I am now on a most difficult spine of trail, meandering on for a mile or so, and littered with technical difficulties characterized by nearly impossible rocky sections that are almost incapable of being cleaned. I feel a surge of confidence.
The sky is forever blue with no clouds. The sun is warm.
I come to the first of two cruxes: big rocks with only one possible line through them. If I get off camber, I’ll be bounced around like a pinball.
I pedal strong through the first mini-section. I come to the rock that bashes my rock ring. It is scraped up from many a big ring slamming into it.
I clear it, bob off the rock on the other side, standing in the saddle. I have to power over the next rock sitting in front of the double tree trunk that I have to squeeze between.
“I’ve done it before,” passes across my mind.
Slam.
I shouldn’t have thought about it. I fall hard to the left, my ankle smashing into a rock. My right shin bangs against the down tube. It hurts.
I unclip my right foot from the pedal. I try to walk it off. More pain.
No choice but to get back on the bike. No bloodletting present. Only a scrape and what will be a deep bruise lasting weeks.

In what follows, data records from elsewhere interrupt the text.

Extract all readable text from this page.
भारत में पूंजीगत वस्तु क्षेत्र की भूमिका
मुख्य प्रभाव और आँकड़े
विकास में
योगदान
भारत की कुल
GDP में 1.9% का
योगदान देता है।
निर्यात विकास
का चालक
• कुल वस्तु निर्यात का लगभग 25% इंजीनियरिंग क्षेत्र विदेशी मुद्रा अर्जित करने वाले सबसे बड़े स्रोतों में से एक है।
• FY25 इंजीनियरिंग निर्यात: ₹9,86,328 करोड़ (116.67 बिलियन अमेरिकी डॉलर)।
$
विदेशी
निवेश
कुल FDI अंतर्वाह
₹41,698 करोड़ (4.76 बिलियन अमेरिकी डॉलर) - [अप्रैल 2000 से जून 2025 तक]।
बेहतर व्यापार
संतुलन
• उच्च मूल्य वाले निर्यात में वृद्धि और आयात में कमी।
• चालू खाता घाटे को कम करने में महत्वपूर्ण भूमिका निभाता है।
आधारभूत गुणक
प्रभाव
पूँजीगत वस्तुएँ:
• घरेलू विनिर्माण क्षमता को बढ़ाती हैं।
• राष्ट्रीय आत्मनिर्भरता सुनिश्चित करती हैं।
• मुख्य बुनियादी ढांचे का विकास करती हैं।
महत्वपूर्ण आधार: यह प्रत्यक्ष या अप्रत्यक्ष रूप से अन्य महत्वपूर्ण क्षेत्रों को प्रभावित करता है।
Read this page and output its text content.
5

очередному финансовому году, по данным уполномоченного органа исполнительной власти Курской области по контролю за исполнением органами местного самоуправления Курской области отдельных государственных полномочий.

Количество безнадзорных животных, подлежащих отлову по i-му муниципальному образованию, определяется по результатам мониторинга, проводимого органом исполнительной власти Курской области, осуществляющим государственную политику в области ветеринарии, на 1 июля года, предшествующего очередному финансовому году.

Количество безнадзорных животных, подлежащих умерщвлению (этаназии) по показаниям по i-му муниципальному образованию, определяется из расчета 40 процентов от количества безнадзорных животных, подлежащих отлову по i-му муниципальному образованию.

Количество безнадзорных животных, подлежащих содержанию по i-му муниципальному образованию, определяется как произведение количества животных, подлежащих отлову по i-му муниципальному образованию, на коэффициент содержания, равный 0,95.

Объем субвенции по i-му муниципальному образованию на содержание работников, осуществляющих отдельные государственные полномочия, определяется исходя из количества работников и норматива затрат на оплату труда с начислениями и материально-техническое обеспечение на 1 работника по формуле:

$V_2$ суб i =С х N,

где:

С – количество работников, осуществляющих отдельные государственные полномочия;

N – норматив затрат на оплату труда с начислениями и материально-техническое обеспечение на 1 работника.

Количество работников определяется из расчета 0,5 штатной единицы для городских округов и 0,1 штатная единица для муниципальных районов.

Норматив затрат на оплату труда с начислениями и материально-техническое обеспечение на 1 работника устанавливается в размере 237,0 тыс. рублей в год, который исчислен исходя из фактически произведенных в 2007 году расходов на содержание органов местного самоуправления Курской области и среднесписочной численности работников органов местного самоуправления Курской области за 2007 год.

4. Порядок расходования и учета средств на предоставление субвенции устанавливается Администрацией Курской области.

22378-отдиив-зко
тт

Ego deflated, I choose to take it easy on crux number two. But, at least I’ll return to ride another day…the solo rider recognizes his/her abilities on any given day when out alone, and takes whatever actions necessary to guarantee another day of riding solo.
Another day: when I return and run a perfect line and clean the same trail, with only moss and chipmunks as witnesses to the smile on my face.